The official in charge of north-east business rates believes there will be no avalanche of appeals in the weeks ahead, despite the bitter row over steep rises.
Crippling increases across the region, just as it strives to rebound from the oil and gas slump, have sparked calls for mass appeals and a boycott.
And Grampian Assessor, Ian Milton, said he could appreciate why so many companies were upset about the “sudden shock” of inflated bills.
However, he placed the blame on a government-imposed delay and argued there was a “strong argument” for more frequent revaluations.
Yet, despite being braced for a spike in complaints when bills hit doormats across the region, he does not expect any more people than usual to put up a fight.
In 2010, there were appeals on around 7,000 of the 25,000 properties.
Mr Milton said: “When people understand what their value represents, I don’t think we will really get substantially above that [figure].
“There is no cost to appeal it [the bill], so I am anticipating an increase, but I don’t think we are going to see 25,000 properties going to appeal.”
Mr Milton, vice-president of the Scottish Assessors Association, added that he could “understand why there is significant concern”.
Valuations in the north-east have gone up a fifth on average, while in Scotland as a whole, they are either the same or slightly down.
He said: “Budgets do not take kindly to sudden shocks. You have to find a way to smooth the peaks and troughs.”
The Scottish government initially refused to offer any relief, but were eventually forced into providing emergency help for some sectors.
Mr Milton said Holyrood officials had been supplied the figures last year and it had been “quite easy to see the direction of travel”.
So he suggested that more frequent revaluations than the present five-year cycle might help prevent a repeat of the present anger.
As he stated: “People would be more able to relate their assessment to their experience of the property market.
“As soon as you have an assessment that is historic, it loses its relevance in a way.”
He is confident the frequency could be increased without extra funding – especially if the volume of appeals dropped as a result.
Mr Milton said he “can’t apologise for the system” as he assured businesses his staff were “happy and ready to engage” with their rates concerns.
The “number one misconception” was owners who wrongly thought their rateable value was the amount they had to pay, he revealed.
But many others simply failed to grasp the full implications of a property-based tax system, he suggested.
“Everyone is working to a very tight bottom line so if people have concerns about their assessment, I am very keen that they speak to us direct and we give them the facts – what we are doing and why we are doing it,” he said.

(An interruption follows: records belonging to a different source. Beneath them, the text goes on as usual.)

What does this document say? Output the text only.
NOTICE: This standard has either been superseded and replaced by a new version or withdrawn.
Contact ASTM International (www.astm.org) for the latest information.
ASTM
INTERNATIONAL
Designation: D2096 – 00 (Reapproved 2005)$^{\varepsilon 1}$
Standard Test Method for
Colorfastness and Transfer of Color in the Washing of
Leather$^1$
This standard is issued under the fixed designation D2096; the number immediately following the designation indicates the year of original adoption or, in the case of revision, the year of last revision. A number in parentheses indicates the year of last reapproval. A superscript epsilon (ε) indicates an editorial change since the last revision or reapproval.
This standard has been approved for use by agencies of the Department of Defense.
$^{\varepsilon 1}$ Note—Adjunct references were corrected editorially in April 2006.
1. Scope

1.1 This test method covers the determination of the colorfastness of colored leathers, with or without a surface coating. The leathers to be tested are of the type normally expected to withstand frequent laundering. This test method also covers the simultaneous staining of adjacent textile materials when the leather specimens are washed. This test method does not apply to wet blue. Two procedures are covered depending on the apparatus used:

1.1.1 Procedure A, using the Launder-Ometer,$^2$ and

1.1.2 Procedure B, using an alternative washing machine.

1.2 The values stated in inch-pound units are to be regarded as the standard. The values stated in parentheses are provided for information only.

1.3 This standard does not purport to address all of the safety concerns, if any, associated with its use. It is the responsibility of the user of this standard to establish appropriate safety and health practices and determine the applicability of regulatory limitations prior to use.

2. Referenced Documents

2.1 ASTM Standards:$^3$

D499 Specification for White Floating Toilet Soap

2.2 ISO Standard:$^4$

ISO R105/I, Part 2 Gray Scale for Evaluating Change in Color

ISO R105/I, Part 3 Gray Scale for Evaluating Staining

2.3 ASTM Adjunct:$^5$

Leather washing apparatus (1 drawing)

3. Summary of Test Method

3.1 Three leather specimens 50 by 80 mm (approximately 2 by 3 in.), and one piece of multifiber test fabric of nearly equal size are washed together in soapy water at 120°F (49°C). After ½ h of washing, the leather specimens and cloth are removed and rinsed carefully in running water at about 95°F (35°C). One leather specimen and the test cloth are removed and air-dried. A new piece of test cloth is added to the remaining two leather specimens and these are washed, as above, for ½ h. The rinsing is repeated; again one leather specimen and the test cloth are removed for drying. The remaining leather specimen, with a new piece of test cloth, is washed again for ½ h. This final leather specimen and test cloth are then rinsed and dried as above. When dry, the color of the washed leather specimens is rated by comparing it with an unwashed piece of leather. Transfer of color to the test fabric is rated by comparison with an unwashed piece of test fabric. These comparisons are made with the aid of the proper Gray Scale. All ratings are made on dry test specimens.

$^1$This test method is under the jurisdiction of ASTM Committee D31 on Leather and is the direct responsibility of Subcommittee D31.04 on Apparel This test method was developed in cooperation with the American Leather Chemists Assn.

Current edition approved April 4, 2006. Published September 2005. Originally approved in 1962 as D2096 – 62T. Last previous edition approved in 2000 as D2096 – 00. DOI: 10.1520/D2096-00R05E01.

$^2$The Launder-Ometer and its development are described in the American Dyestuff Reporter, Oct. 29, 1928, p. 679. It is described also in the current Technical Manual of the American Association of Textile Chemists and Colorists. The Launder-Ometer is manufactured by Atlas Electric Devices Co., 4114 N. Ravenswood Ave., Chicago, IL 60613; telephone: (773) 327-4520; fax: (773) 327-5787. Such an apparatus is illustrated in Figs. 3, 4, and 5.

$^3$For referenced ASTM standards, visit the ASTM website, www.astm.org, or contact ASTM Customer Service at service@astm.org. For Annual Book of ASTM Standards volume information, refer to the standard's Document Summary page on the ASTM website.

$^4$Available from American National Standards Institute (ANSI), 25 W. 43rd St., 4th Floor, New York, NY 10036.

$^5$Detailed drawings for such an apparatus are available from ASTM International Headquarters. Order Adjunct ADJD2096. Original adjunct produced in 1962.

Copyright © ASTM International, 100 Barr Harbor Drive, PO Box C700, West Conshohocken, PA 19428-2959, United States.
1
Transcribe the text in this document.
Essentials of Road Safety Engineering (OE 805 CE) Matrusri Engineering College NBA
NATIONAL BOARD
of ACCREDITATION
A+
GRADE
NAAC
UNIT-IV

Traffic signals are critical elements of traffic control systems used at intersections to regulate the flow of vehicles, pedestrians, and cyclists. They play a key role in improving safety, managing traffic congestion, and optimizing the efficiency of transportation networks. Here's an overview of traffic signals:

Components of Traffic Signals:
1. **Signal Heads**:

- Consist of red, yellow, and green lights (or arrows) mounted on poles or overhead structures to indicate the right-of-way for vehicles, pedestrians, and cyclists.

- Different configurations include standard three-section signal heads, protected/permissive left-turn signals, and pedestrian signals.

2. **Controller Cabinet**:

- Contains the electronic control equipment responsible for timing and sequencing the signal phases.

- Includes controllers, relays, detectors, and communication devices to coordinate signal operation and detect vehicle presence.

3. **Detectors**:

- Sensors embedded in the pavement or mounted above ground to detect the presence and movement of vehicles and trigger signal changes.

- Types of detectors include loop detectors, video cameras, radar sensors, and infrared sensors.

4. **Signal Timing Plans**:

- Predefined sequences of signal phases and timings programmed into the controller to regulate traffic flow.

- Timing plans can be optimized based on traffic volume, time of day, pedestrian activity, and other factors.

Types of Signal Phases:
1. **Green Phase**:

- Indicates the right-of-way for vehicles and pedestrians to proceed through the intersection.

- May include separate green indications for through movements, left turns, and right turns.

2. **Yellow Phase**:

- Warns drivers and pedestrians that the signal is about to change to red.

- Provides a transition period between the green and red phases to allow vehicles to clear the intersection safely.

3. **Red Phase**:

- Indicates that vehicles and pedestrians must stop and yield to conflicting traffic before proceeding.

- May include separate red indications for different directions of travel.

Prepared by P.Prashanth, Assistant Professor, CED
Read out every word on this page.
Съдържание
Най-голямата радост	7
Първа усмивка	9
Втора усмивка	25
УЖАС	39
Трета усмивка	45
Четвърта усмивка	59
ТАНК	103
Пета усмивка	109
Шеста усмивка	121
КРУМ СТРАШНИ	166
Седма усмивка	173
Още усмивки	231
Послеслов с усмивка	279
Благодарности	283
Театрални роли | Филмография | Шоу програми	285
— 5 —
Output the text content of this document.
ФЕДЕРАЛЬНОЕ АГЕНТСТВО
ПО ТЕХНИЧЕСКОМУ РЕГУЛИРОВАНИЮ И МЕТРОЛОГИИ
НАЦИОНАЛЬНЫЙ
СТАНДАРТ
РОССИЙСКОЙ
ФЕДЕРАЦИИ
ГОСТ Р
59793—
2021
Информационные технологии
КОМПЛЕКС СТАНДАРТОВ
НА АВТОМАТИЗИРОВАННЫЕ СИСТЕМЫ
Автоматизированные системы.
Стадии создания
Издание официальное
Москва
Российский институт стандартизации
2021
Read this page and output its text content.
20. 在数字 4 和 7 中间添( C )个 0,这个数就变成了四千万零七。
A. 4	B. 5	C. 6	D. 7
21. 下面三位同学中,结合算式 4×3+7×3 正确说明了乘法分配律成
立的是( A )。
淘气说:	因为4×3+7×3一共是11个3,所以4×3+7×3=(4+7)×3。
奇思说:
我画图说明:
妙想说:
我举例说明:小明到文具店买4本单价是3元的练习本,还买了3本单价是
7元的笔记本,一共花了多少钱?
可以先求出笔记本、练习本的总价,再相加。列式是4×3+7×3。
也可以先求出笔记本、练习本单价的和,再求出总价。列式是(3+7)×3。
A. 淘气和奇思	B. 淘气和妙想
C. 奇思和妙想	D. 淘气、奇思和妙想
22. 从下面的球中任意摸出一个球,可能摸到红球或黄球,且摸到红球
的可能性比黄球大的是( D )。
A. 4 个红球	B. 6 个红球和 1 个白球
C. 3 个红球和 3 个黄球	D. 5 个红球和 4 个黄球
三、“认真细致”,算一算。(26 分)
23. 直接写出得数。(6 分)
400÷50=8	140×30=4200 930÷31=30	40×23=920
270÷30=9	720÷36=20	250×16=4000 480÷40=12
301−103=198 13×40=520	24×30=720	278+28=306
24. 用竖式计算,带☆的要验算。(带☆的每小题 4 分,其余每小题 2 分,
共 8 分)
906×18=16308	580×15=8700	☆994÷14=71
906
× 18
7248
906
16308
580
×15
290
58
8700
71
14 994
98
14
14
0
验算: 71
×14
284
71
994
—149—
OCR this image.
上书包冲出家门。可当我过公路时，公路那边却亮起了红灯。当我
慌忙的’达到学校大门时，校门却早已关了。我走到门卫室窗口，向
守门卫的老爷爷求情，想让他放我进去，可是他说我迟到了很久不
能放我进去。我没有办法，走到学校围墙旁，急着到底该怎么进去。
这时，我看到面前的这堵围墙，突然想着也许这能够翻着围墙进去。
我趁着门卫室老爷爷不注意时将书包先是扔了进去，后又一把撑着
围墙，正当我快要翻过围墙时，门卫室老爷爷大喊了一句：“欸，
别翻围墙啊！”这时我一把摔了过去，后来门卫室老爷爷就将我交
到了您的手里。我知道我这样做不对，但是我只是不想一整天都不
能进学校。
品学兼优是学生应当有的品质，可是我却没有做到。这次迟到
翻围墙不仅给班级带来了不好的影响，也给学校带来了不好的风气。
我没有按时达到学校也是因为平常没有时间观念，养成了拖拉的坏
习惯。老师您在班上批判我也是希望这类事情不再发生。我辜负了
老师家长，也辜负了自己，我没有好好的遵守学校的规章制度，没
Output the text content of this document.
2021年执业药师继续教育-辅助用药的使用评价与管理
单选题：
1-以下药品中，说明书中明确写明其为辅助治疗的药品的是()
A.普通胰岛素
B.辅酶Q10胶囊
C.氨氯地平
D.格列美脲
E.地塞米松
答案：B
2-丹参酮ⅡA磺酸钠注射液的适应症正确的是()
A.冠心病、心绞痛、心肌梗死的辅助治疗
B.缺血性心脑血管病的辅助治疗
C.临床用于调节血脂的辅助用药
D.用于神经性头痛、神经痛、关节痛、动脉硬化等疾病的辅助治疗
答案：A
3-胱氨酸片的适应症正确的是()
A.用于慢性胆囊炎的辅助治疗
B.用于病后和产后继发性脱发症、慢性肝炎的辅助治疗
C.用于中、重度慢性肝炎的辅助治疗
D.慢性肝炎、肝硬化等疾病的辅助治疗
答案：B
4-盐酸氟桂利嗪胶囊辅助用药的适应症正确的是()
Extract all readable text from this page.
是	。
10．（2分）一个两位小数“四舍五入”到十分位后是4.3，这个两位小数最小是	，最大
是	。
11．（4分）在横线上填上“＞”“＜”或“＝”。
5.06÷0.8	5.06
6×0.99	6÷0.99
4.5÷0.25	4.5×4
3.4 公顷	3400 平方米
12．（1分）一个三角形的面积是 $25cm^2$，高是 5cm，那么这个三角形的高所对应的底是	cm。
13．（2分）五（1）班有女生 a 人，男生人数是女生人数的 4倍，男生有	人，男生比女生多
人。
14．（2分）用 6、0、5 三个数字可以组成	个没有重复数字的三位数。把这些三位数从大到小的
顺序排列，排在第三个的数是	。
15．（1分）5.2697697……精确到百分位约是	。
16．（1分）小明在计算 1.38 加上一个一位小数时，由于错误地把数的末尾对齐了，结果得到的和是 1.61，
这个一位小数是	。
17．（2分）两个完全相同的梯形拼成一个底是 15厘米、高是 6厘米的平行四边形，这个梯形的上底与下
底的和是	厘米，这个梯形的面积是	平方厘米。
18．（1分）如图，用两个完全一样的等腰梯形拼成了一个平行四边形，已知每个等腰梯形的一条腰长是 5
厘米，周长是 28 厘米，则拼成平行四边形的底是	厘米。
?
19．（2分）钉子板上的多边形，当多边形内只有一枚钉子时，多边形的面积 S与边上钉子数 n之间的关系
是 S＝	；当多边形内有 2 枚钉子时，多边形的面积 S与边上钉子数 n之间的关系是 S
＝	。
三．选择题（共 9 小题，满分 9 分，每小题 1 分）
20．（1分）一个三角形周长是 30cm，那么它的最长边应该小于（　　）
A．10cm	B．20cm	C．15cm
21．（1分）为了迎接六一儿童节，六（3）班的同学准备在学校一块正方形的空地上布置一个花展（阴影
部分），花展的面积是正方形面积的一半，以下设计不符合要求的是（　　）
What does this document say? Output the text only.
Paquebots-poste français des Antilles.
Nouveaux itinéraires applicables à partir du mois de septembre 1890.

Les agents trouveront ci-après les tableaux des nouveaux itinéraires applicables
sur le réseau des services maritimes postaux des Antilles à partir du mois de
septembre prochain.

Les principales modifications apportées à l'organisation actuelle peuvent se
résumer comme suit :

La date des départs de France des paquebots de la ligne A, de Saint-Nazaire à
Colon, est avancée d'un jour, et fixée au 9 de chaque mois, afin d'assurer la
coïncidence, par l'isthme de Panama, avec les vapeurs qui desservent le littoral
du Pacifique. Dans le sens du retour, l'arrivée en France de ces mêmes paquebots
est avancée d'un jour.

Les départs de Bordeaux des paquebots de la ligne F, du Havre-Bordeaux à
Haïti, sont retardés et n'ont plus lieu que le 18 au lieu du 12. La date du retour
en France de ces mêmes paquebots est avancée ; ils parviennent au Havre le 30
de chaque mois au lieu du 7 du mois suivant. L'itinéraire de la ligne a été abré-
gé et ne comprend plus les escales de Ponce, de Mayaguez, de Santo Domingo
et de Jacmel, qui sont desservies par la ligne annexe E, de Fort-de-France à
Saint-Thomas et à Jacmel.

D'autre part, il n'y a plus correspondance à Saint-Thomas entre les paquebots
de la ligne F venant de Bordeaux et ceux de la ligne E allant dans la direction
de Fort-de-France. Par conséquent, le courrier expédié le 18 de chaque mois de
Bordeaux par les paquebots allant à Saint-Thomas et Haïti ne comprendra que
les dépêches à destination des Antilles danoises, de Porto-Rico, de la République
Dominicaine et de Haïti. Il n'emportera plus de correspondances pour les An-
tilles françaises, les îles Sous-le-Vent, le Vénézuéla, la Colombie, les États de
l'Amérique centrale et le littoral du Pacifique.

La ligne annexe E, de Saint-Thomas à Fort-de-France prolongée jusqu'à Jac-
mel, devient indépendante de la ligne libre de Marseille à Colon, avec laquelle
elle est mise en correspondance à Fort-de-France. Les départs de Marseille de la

“I can’t apologise for the system that I am part of. It is government policy that an element of public money is raised through local taxation based on the value of properties.”
He said it was important to explain that “if you take on risk, take on debt, take on a challenge and improve your business premises, then your ‘reward’ is that your rateable value will increase.
“It’s a difficult concept but this is a property tax.”
While his Woodhill House-based staff had to carry out valuations within a very strict legal framework, they were fully aware of the tough times businesses faced and were on hand to provide whatever advice they could, he added.
“You can’t do some kind of HMRC contact centre approach where only 60% of calls are answered when you have people on the phone who are really concerned.”